I could not confirm or deniy the type of wood it was. While it does not directly touch structural lumber, there are weepholes present in the bottom course of bricks that provide a pathway to the structural lumber commonly used by termites.

As far as the Texas rules, they are strict but confusing at times. My understanding is that if you do not have an applicators license (which I do not) you cannot / should not comment on the absence or presence of the organisms themselves because you are not qualified, in the states opinion, to identify them. However, you can and should comment on the presence of conditions that are conducive to pest/WDI intrusion (high soil, foiage or wood fences touching the structure, form boards left by the foundation, etc).

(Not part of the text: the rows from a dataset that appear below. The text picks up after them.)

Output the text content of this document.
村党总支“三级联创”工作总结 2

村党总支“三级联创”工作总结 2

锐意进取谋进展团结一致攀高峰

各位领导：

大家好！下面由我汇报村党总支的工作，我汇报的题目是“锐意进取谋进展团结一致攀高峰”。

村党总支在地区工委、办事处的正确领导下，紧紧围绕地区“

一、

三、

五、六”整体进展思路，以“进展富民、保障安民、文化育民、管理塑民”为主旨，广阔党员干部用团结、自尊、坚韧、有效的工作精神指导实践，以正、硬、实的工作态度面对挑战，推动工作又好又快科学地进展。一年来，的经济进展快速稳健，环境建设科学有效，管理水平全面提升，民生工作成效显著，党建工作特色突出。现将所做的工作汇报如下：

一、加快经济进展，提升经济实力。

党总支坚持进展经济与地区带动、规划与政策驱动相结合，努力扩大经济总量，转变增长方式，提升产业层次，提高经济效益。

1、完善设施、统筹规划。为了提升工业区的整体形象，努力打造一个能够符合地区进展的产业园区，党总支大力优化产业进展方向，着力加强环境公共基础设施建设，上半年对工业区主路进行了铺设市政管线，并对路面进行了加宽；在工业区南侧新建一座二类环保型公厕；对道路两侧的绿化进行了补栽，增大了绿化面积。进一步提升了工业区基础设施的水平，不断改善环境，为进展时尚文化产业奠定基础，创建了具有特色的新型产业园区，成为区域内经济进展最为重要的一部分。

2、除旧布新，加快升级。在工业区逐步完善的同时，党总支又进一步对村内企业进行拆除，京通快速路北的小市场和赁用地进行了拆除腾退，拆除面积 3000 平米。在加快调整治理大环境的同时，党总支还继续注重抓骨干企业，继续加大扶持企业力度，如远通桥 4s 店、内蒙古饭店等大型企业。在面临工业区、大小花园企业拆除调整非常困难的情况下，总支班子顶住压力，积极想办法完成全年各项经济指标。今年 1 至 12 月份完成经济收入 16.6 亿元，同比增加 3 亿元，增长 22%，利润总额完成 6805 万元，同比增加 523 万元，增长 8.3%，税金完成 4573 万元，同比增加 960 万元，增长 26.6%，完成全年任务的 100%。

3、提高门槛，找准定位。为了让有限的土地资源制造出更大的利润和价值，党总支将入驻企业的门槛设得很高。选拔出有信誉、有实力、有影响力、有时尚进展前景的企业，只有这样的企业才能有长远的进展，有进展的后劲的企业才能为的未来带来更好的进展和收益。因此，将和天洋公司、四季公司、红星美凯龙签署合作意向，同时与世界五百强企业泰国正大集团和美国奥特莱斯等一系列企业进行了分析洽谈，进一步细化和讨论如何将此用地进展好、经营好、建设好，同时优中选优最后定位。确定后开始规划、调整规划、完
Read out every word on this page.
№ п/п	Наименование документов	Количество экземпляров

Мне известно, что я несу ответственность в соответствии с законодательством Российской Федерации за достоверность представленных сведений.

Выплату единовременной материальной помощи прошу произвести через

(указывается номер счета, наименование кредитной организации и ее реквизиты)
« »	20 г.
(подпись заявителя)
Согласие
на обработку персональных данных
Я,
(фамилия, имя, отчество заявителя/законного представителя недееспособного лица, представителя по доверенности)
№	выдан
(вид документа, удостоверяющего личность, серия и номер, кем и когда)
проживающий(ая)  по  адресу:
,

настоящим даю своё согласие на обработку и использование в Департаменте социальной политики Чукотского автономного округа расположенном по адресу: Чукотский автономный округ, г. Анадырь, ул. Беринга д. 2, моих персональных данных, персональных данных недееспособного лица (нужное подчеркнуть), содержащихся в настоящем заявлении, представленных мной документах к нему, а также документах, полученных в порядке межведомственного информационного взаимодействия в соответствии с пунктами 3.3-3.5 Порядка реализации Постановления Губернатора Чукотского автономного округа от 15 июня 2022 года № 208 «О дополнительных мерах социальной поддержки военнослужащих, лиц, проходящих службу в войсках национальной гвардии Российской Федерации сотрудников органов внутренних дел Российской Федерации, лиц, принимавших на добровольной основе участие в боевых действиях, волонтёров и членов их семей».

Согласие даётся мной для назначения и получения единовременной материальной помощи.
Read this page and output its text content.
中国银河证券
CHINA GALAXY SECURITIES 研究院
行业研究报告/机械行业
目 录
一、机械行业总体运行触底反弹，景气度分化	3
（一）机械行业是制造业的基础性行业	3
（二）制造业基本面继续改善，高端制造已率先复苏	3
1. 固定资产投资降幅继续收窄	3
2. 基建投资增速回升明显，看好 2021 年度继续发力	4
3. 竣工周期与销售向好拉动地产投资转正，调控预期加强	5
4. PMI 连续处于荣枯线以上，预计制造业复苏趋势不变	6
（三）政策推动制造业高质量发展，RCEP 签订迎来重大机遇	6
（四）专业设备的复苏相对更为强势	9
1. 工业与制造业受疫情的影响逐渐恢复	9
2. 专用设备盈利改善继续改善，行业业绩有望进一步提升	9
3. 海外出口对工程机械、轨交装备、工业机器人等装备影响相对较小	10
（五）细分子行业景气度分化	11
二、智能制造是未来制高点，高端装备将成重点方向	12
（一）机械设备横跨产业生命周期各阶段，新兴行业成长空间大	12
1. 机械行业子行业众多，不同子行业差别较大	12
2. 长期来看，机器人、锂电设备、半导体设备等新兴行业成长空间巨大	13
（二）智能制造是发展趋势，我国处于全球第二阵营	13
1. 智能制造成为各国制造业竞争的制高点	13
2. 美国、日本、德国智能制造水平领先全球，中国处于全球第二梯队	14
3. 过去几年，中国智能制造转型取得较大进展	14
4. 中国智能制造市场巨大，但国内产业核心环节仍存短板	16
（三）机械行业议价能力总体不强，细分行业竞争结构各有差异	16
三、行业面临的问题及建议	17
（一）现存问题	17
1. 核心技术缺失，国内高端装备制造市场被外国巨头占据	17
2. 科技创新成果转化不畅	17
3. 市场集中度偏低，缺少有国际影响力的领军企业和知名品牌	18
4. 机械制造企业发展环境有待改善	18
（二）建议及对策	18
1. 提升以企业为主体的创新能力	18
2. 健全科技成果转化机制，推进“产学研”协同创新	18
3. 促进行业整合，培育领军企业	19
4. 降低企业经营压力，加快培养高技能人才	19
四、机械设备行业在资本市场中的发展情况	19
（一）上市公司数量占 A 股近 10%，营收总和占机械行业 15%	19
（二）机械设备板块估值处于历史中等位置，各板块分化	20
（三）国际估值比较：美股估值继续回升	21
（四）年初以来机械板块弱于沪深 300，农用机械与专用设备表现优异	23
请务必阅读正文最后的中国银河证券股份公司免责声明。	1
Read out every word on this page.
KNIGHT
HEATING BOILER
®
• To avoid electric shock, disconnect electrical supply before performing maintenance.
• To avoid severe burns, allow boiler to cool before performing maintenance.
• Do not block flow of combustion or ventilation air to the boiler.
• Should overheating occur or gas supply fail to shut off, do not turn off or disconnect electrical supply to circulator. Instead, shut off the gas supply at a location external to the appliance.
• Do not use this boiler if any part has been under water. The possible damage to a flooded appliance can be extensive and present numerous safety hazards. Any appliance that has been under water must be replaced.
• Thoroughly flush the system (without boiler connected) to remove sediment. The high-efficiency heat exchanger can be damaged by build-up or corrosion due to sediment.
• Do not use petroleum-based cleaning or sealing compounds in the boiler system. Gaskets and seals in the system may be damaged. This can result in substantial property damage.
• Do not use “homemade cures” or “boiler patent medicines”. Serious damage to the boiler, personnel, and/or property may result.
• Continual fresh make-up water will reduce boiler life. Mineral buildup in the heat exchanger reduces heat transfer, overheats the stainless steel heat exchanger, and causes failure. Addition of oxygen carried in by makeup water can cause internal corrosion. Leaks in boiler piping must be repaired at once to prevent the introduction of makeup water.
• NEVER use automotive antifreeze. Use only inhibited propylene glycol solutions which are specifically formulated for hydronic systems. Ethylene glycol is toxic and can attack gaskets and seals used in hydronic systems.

But you are not allowed to use the word termite and possibly even WDI. Some discussions I have seen on it are almost comical. The inspector is trying to tell the client of a visible problem without using the forbidden words. You see a board that has been clearly and extensively damaged by termites and you cannot say that, instead you can just say it is damaged/rotted.

I comment on conducive conditions, though I cannot say with 100% certainty that I am allowed to. I feel strongly that I would be doing a disservice to my customers if I did not point out these conditions and at least recommend further investigation or simple changes. I would welcome input from other Texas inspectors who may have a different opinion on this rule.

Would it be customary in TX to write in your report to have that area carefully evaluated by the pest control inspector during his inspection?

Yes, it would on a buyer inspection. This happened to be a Warranty Inspection. So I am commenting on builder proceedure and things that the builder may need to repair/improve. They are not going to be having a termite inspection.

scroll down to… --Sanitation–

…Says here "It is important to remove grade stales, foam boards and all other wood scraps from the soil around a new home before the backfill is pushed against foundation.You also need to ensure that there is no wood placed under porches, steps and patios as filler.If construction scraps are placed in these locations, it provides an ideal place for termite colonies to establish and grow adjacent to your home.

From these hidden areas, it is easy for termites to infest flooring,door frames, wall studs and sill plates. Insist that construction scraps are removed…"


“Termites can enter through cracks or gaps in the foundation as small as 1/32 inch…termites can go through gaps where concrete sections come together at expansion joints…”

So…Mr Builder, haul yer chtt away!

-Preventing Termite Penetration of Foundation Cracks

Yet again…:mrgreen: ANY Inside Drain tile or Baseboard System that many self-proclaimed-experts wish to sell homeowners, does NOT seal/waterproof ANY Outside cracks and other openings, thats right. These systems do NOT stop/prevent water from entering and so they wont stop/prevent MOLD, these bs systems wont help stop radon gas from entering same openings, wont stop termites and other insects from entering same pathways and, dont take any soil pressure and tree roots off the Outside of bsmt walls which cause Many walls to Crack, leak, BOW inward…got milk?

We used to use wood spacers all the time from Houston down to Corpus Christi. I haven’t done that type of work now in 20 years, though, so I don’t know if they still do. Wood is a natural insulator, and we found that by using wood spacers, we had fewer cracks in the concrete. Now concrete technology is so advanced that one probably doesn’t need the wood spacers anymore. With 20 years of hindsight, I also believe now that we were watering down the concrete to make it go further. It would be interesting to go back now and look at some of those houses we did to see how the concrete has survived.

Simply recommend removal of this spacer. It’s not a demand, it’s simply a recommendation. If they don’t remove it, then it’s their decision.

I write up all wood on grading whether it’s pressure treated or not.